“Patient-centeredness” accommodates itself to a wide range of often contradictory perspectives about the nature of the good in health care. Earlier reconstructions of health law, in the 1970s and 1980s, for example, could qualify as patient centered as each of these shifted the focus of law away from the dominant paradigm of professionalism and toward the well-being of patients. They did so in radically different ways, however.
The health-law reform movement of the 1970s asserted the primacy of the individual patient’s moral agency, autonomy, and choice. This priority is apparent in legal norms of informed consent; choice at the end of life, including living wills; participation of lay members on medical licensure boards; as well as other developments. This reform movement was patient centered in that it elevated the power and status of the individual patient in the physician-patient relationship and revealed that the relevant norms in decision making about medical treatment were not owned by medicine alone, but rather were social and individual moral questions.

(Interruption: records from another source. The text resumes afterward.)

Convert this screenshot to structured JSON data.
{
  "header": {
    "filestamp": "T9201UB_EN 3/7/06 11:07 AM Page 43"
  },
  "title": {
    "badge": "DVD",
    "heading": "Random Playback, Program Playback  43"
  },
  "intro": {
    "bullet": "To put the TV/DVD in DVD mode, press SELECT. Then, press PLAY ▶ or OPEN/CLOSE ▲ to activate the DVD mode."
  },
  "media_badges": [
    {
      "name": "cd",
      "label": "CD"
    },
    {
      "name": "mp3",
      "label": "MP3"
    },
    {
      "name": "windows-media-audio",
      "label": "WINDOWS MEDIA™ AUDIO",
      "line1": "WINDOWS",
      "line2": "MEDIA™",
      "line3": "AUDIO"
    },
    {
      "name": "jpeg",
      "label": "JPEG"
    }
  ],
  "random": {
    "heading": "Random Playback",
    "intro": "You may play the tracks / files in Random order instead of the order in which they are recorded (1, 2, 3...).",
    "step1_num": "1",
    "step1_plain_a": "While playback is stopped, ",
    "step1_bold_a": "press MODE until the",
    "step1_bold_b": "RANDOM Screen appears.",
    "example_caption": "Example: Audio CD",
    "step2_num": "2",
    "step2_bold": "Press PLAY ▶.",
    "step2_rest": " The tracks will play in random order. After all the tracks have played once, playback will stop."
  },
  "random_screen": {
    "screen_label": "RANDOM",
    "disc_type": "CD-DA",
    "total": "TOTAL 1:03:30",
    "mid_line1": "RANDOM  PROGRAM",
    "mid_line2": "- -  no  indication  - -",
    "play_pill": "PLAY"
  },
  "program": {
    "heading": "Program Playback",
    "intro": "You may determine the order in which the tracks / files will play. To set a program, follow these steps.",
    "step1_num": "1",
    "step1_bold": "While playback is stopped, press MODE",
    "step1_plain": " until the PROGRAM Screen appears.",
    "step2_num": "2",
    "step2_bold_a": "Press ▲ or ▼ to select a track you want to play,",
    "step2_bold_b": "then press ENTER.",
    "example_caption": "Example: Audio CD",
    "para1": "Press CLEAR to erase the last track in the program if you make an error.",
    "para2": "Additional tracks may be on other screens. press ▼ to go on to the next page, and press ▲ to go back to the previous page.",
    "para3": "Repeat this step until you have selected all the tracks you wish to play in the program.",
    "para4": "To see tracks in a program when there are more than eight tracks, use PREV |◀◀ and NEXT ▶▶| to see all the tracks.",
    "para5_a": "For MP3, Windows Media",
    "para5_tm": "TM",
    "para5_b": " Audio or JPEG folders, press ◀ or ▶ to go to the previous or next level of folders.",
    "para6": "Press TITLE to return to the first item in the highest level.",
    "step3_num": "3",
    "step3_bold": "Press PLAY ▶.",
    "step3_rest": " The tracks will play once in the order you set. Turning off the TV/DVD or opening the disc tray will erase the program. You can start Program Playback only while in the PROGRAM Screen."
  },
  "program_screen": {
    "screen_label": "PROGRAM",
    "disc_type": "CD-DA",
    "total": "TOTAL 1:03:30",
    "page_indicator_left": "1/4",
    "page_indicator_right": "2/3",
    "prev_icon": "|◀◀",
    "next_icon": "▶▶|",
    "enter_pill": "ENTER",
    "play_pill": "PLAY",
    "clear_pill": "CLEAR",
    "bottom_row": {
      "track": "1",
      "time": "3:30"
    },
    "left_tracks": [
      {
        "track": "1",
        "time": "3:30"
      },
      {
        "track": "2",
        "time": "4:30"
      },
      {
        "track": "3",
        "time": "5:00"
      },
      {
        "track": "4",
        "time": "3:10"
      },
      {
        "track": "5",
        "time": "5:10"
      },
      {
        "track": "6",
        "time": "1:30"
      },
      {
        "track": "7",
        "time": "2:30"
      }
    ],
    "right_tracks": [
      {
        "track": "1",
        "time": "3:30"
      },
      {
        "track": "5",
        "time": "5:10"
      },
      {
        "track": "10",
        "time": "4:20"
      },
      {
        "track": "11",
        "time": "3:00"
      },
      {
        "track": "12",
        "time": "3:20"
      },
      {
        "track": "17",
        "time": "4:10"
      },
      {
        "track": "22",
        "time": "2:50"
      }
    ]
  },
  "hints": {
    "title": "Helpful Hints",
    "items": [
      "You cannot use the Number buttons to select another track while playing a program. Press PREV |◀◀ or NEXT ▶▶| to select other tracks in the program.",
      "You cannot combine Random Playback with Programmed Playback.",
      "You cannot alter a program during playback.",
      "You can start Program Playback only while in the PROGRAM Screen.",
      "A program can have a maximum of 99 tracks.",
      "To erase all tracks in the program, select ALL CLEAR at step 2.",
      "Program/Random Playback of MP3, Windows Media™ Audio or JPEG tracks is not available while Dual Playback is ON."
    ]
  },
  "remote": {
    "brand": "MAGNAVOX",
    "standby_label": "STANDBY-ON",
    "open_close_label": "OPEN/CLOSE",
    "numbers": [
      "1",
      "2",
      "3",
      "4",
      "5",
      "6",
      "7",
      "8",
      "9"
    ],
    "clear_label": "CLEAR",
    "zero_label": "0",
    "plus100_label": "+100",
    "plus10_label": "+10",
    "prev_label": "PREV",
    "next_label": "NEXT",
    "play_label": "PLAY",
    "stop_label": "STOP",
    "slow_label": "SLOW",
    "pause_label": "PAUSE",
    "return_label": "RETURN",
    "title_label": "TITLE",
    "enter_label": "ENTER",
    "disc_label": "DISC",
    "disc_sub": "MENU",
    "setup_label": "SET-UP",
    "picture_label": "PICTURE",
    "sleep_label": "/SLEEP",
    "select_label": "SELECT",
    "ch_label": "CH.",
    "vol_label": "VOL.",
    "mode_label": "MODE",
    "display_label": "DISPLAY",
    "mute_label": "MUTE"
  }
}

The subsequent reforms of the 1980s incorporated the notion of the autonomous patient but reconceived as a consumer. Much of the effort of that decade, however, was focused on limiting consumer choice at the point of service, relying on arguments that patients were ill-positioned to decide whether medical interventions recommended by their physicians were necessary or beneficial. These reforms of the 1980s, like those of the 1970s, also could be viewed as patient centered. Their goal was to improve the wellbeing of patients by enhancing quality, expanding access to necessary medical services by decreasing cost, and avoiding harm suffered at the hands of unnecessary medical care stimulated by perverse financial incentives.
Thus, the legal reforms of both the 1970s and the 1980s could fairly be considered patient centered—one on an individual basis and the other on a population basis—even though they adopted contrary notions of the capacity of patients and potentially contrary measures of success. This illustrates the threshold challenge that must be confronted by designers of a more patient-centered health law.
This Essay makes three points. First, it illustrates that notions of the good in health law are often competing and that a goal of patient-centeredness, standing alone, will not resolve those conflicts. Second, it briefly discusses the sometimes perverse interaction between law and medicine and argues that a focus on the outcomes of law should be an essential component of a more patient-centered health law. Finally, it addresses claims that the current health-law framework relies on false notions of the patient and of medical professionalism and thus is not patient centered. The current framework, according to this claim, misses the mark by failing to recognize how illness limits the capacity of patients and by excessively discounting the skill base, expertise, and moral authority provided by medical professionalism. This Essay argues that recovering older notions of the roles of patient and doctor does not adequately capture the physician-patient relationship and that, instead, a strong model of mutuality better explains physician behaviors that law seeks to influence.